Inappropriate documentation?

So back story, working in LTC and had someone that’s a daily fall, fall on my shift and become hurt. I completed our fall protocol, and notified all correct people. After following up with hospital to check on admitting/sending back patient I put in following note:

”resident to be admitted to BLANK hospital with current diagnosis of BLANK”

I was reprimanded for doing so.

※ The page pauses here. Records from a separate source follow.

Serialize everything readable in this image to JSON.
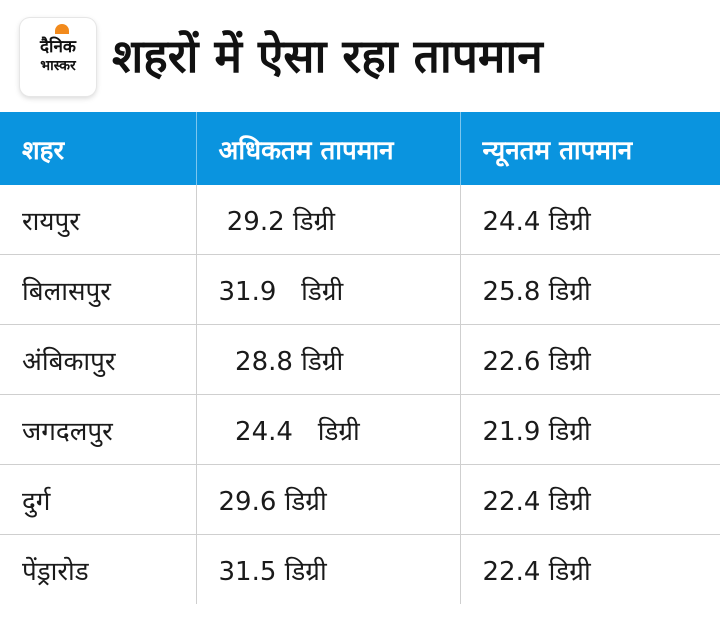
{
  "brand": {
    "logo_line1": "दैनिक",
    "logo_line2": "भास्कर",
    "accent_color": "#f28a1c"
  },
  "title": "शहरों में ऐसा रहा तापमान",
  "table": {
    "header_color": "#0a94df",
    "headers": [
      "शहर",
      "अधिकतम तापमान",
      "न्यूनतम तापमान"
    ],
    "rows": [
      [
        "रायपुर",
        " 29.2 डिग्री",
        "24.4 डिग्री"
      ],
      [
        "बिलासपुर",
        "31.9   डिग्री",
        "25.8 डिग्री"
      ],
      [
        "अंबिकापुर",
        "  28.8 डिग्री",
        "22.6 डिग्री"
      ],
      [
        "जगदलपुर",
        "  24.4   डिग्री",
        "21.9 डिग्री"
      ],
      [
        "दुर्ग",
        "29.6 डिग्री",
        "22.4 डिग्री"
      ],
      [
        "पेंड्रारोड",
        "31.5 डिग्री",
        "22.4 डिग्री"
      ]
    ]
  }
}
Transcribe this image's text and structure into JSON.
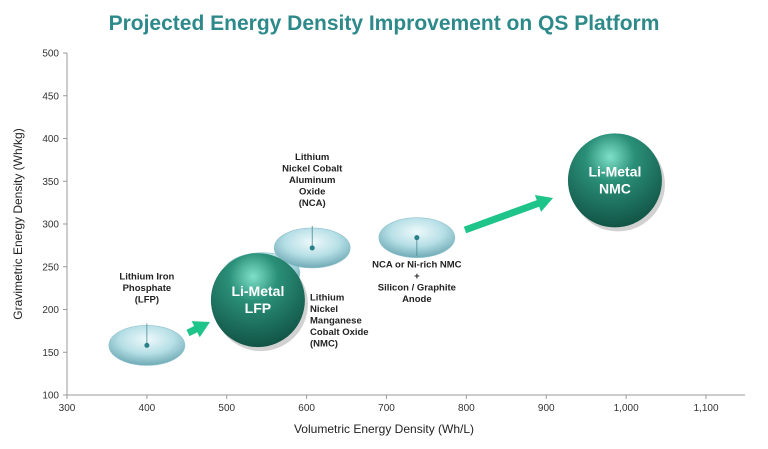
{
  "chart_data": {
    "type": "scatter",
    "title": "Projected Energy Density Improvement on QS Platform",
    "xlabel": "Volumetric Energy Density (Wh/L)",
    "ylabel": "Gravimetric Energy Density (Wh/kg)",
    "xlim": [
      300,
      1100
    ],
    "ylim": [
      100,
      500
    ],
    "x_ticks": [
      "300",
      "400",
      "500",
      "600",
      "700",
      "800",
      "900",
      "1,000",
      "1,100"
    ],
    "y_ticks": [
      "100",
      "150",
      "200",
      "250",
      "300",
      "350",
      "400",
      "450",
      "500"
    ],
    "grid": false,
    "colors": {
      "title": "#2e8a8a",
      "bubble": "#9fd0d8",
      "sphere": "#1f7a66",
      "arrow": "#1fc48a"
    },
    "points": [
      {
        "label": [
          "Lithium Iron",
          "Phosphate",
          "(LFP)"
        ],
        "x": 400,
        "y": 158,
        "style": "bubble"
      },
      {
        "label": [
          "Lithium",
          "Nickel",
          "Manganese",
          "Cobalt Oxide",
          "(NMC)"
        ],
        "x": 544,
        "y": 243,
        "style": "bubble"
      },
      {
        "label": [
          "Lithium",
          "Nickel Cobalt",
          "Aluminum",
          "Oxide",
          "(NCA)"
        ],
        "x": 607,
        "y": 272,
        "style": "bubble"
      },
      {
        "label": [
          "NCA or Ni-rich NMC",
          "+",
          "Silicon / Graphite",
          "Anode"
        ],
        "x": 738,
        "y": 284,
        "style": "bubble"
      },
      {
        "label": [
          "Li-Metal",
          "LFP"
        ],
        "x": 539,
        "y": 211,
        "style": "sphere"
      },
      {
        "label": [
          "Li-Metal",
          "NMC"
        ],
        "x": 986,
        "y": 351,
        "style": "sphere"
      }
    ]
  }
}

However, we typically are expected to follow up on if our patient is to be sent back or admitted, along with placing a note. Now I’m being told I improperly acted because I should’ve kept that info privately to our DON.

Opinions?

Featured Replies

On 7/14/2020 at 7:00 AM, Emily Simmons said:

”resident to be admitted to BLANK hospital with current diagnosis of BLANK”

Nothing wrong about this type of note, although I would write in a way as to be clear that it is reported information: "Phone call to [facility] to check on resident. Per ED RN, resident to be admitted for dx of [primary admission dx]."

On 7/14/2020 at 7:00 AM, Emily Simmons said:

Now I’m being told I improperly acted because I should’ve kept that info privately to our DON.

Sounds like they need to make up their mind about their documentation policies. A good, neutral-pleasant response to this type of thing (and many other interesting confrontations) is, "Where can I review that policy so I know what to do going forward?"